Later on, a religious dimension was nonetheless inserted into it. After the armed struggle broke out, Sinhalese Buddhists vandalized some Hindu temples, identifying Hinduism with the Tamil enemy. Inside the Tamil separatist movement, however, Hinduism was never the prime motivator and was eventually sidelined completely. All through the 20th century and down till today, Tamil nationalism or "Dravidianism" has been allied with militant anti-Brahminical and generally anti-religious atheism, championed by Periyar Ramaswamy Naicker, the "father of the Tamil race". He summed up his hatred for the "northern, Aryan" Brahmins in his dictum: "If you see a snake and a Brahmin, kill the Brahmin first." Since the 1960s, Dravidianist parties have been taking turns at ruling India's state Tamil Nadu, and their two lasting achievements are the exodus of most Tamil Brahmins (to Mumbai, Bangalore and Silicon Valley) and the "purification" of the Tamil language of Sanskrit loanwords and of the chaste Brahminical style.

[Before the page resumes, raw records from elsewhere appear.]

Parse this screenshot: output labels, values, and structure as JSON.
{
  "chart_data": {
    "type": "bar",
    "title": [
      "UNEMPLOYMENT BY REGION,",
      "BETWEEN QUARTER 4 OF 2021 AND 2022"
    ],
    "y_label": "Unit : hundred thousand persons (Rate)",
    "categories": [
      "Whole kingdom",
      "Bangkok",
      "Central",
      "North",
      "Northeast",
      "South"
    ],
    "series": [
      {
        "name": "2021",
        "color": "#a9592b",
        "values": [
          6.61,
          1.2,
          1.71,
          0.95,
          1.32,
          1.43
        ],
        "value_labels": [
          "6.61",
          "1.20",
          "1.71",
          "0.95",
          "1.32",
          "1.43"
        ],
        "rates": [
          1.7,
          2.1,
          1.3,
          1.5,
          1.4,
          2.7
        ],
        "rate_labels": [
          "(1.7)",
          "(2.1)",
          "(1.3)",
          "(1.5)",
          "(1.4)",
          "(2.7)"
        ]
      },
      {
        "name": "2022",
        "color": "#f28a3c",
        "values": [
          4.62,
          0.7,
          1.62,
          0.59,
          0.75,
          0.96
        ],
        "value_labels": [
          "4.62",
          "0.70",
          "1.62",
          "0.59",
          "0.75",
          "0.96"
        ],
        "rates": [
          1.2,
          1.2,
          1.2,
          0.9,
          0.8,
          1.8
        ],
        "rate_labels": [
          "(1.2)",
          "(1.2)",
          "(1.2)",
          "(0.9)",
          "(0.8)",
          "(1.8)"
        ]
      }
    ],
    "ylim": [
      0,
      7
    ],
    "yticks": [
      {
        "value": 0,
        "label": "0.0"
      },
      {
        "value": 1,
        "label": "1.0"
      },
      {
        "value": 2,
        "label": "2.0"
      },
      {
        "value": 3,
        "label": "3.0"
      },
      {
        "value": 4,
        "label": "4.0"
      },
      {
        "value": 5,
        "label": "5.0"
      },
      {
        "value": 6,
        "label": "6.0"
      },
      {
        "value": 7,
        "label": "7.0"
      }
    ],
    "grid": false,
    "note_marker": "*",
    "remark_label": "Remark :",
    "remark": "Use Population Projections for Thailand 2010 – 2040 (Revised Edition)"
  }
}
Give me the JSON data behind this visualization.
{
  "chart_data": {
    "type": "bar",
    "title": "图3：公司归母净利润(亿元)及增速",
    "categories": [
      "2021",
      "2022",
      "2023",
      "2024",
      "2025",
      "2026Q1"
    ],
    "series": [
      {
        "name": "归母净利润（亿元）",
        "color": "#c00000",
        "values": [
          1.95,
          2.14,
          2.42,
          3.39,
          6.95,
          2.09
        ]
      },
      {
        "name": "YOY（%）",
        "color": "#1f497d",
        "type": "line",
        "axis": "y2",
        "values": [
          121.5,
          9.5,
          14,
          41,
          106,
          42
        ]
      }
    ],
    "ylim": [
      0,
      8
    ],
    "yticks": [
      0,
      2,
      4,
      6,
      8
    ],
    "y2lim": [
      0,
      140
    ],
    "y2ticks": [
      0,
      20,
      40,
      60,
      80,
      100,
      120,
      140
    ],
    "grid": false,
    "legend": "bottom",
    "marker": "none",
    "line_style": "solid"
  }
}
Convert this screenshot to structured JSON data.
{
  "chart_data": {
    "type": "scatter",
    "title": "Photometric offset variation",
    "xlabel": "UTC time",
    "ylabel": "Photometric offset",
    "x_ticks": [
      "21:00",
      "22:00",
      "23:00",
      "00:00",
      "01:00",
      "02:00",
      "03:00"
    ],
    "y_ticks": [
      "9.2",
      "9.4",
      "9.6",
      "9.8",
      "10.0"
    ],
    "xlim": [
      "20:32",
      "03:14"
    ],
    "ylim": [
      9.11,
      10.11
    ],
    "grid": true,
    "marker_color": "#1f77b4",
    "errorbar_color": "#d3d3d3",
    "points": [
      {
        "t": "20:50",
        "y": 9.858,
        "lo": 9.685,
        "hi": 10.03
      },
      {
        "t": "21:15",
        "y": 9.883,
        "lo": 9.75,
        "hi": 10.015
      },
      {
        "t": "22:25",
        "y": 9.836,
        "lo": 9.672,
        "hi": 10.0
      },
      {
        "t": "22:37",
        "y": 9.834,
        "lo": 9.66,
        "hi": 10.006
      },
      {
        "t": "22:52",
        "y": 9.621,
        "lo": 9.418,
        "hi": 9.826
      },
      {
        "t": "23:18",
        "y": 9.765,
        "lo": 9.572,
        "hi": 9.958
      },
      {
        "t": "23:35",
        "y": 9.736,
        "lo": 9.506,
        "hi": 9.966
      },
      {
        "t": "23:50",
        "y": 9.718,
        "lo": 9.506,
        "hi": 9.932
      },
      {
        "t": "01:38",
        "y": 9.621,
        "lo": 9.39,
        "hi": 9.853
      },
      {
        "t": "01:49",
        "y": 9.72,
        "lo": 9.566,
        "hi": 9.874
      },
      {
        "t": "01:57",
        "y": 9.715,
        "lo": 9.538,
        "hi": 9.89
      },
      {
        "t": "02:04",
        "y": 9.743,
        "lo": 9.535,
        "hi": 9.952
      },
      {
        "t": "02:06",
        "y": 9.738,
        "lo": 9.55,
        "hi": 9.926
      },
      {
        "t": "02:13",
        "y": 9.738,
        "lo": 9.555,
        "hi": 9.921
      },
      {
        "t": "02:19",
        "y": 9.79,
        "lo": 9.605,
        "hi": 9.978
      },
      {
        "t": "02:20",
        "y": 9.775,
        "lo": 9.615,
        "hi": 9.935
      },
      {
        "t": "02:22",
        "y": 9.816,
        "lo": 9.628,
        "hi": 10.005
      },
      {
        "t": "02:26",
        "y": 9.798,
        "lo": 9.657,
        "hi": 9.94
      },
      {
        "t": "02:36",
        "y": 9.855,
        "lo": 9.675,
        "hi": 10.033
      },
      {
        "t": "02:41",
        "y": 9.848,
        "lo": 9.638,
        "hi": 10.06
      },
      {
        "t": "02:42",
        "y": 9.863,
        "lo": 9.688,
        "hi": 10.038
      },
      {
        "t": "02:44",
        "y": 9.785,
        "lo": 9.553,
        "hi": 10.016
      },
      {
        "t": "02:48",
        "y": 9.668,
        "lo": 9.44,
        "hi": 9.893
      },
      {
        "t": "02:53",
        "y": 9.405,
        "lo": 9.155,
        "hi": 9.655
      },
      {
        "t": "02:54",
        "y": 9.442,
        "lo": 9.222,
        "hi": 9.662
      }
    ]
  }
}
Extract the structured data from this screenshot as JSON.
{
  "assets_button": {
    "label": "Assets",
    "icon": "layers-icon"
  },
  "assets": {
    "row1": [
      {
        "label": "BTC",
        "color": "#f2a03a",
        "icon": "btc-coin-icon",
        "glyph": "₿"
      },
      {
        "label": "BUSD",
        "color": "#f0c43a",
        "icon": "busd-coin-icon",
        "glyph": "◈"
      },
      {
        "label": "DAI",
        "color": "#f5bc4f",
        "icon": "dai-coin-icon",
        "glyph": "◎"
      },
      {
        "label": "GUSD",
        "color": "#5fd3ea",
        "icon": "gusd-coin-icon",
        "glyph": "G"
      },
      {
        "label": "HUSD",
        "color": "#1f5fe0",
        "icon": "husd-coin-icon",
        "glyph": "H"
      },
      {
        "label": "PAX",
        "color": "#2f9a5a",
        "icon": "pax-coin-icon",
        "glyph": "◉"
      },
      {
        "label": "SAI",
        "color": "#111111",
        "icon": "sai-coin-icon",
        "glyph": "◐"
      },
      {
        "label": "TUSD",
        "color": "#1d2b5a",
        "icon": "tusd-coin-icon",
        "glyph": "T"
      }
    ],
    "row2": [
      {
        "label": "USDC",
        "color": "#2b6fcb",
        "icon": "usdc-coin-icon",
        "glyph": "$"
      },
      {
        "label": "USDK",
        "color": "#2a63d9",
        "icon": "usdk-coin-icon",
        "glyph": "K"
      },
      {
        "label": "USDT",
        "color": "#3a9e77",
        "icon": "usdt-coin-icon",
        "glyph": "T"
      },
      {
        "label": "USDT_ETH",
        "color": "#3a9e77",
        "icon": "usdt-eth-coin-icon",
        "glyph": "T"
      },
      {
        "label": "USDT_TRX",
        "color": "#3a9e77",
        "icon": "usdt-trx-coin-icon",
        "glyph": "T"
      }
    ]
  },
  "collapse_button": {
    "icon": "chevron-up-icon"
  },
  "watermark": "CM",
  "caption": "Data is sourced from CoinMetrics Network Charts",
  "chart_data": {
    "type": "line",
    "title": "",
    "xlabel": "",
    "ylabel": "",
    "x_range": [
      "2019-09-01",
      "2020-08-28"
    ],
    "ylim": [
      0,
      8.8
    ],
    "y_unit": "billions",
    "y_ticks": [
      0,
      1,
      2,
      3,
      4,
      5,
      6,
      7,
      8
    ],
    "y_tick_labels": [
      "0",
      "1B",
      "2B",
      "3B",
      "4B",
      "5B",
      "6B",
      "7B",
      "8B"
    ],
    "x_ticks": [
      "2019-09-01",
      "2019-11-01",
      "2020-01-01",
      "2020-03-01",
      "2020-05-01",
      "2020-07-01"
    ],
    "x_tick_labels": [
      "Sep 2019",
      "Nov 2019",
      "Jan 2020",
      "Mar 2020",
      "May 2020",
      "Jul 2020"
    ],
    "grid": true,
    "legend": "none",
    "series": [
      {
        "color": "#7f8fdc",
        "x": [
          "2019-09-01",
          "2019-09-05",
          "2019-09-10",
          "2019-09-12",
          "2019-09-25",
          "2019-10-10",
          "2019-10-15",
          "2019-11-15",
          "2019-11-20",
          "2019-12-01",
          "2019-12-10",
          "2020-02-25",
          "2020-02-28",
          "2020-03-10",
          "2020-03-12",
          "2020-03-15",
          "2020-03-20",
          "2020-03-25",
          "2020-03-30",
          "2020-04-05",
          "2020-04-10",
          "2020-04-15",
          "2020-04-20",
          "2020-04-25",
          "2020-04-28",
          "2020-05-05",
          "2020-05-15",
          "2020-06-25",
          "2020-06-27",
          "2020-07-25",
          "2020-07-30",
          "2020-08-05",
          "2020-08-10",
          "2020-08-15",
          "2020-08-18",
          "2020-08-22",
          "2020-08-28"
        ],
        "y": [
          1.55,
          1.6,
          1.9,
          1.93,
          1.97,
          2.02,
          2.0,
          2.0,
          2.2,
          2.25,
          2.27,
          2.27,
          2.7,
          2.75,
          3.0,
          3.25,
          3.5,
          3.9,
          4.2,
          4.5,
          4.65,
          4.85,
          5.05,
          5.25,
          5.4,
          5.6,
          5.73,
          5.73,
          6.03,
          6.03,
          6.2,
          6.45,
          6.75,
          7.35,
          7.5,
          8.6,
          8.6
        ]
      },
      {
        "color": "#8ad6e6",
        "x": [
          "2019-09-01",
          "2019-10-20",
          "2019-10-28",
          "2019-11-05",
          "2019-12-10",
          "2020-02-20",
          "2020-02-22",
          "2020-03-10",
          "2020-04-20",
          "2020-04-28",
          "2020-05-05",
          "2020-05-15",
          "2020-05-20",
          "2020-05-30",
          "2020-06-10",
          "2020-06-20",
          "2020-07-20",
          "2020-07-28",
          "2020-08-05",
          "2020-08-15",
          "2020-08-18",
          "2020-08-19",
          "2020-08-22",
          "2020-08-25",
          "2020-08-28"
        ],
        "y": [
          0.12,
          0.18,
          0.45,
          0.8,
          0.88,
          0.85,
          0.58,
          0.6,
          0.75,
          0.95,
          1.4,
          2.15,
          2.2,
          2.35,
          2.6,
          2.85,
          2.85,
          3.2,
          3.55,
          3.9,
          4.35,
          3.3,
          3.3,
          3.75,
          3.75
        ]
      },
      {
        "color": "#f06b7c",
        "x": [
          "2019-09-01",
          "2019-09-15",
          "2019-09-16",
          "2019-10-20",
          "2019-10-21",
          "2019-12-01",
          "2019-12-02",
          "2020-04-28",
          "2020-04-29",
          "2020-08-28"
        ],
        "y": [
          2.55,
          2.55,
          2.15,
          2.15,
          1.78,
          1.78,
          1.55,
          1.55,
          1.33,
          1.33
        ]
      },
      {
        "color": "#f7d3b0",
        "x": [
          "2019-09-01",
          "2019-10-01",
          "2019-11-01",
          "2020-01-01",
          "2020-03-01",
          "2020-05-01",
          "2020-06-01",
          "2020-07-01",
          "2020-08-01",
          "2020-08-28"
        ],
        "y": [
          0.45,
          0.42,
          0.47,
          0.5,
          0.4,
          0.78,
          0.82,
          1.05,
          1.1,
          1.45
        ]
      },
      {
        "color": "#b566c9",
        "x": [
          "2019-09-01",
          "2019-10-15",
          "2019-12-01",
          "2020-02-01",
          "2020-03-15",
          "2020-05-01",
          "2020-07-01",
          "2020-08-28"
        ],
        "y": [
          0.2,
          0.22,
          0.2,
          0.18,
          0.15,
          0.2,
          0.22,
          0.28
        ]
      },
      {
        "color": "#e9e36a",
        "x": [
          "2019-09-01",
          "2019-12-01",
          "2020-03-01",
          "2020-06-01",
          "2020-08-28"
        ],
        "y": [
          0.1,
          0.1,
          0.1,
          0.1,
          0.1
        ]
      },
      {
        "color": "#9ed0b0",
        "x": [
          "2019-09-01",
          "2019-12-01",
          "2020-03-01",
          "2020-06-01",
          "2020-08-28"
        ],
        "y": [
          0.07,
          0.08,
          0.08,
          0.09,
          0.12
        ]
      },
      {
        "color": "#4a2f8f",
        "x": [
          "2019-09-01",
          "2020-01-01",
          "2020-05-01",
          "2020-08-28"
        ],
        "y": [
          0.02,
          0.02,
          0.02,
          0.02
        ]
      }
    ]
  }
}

Along with vulgarity, corruption is the hallmark of the Dravidianist political culture. On this point, at least, the Tamil Tiger movement, with its extreme military discipline, provided an improvement. But is has kept on sharing the Dravidianist aloofness from, if not hostility to, Hinduism. That is one reason why the Hindu nationalist Bharatiya Janata Party in India has never supported the Tamil Tigers. The other is that India has enough problems with various separatisms, and that any success for separatist movements in other countries would only encourage them.

So, the Tamil Tigers are mainly a secular-nationalist movement. At least as far as the nominally Hindu members are concerned. But there is also a Christian presence in the movement, and it has gradually gained in importance. Both LTTE ideologue Anton Balasingham and the suicide bomber who killed Indian PM Rajiv Gandhi were Christians. The Sinhalese tend to see the LTTE as a Christian-led and Christian-teleguided movement, which to them explains "Christian" Norway's attempt to broker a peace agreement effectively legitimating Tamil rule in the north. Hence the famous cartoon showing a padre hotly denying any LTTE involvement all while a tiger's tail is showing from underneath his clerical garb. The Tiger martyrs are not cremated after the Hindu custom, but buried after the Christian fashion. Given the Sinhalese Buddhists' prior and long-standing resistance against missionary efforts at converting them, the Christian angle to the Eelam problem exacerbates the religious animosities.

For the Lankan Tamil population, the war for Tamil Eelam has been a disaster. The people for whom the LTTE claims to be fighting, is disappearing. Their percentage of the Lankan population has more than halved due to emigration, war casualties and the war's damaging effect on family formation. Possibly the terms they will get after surrendering will not be as favourable as those they might have gotten after a two-sided armistice negotiated from a position of strength. But in the circumstances, there is simply nothing to be gained anymore from continuing the war. Some international pressure may help in assuring them of a sufficiently fair deal in a reunited Sri Lanka. Or alternatively, the Sinhalese themselves may freely decide not to repeat the mistakes that drove the Tamils to armed separatism.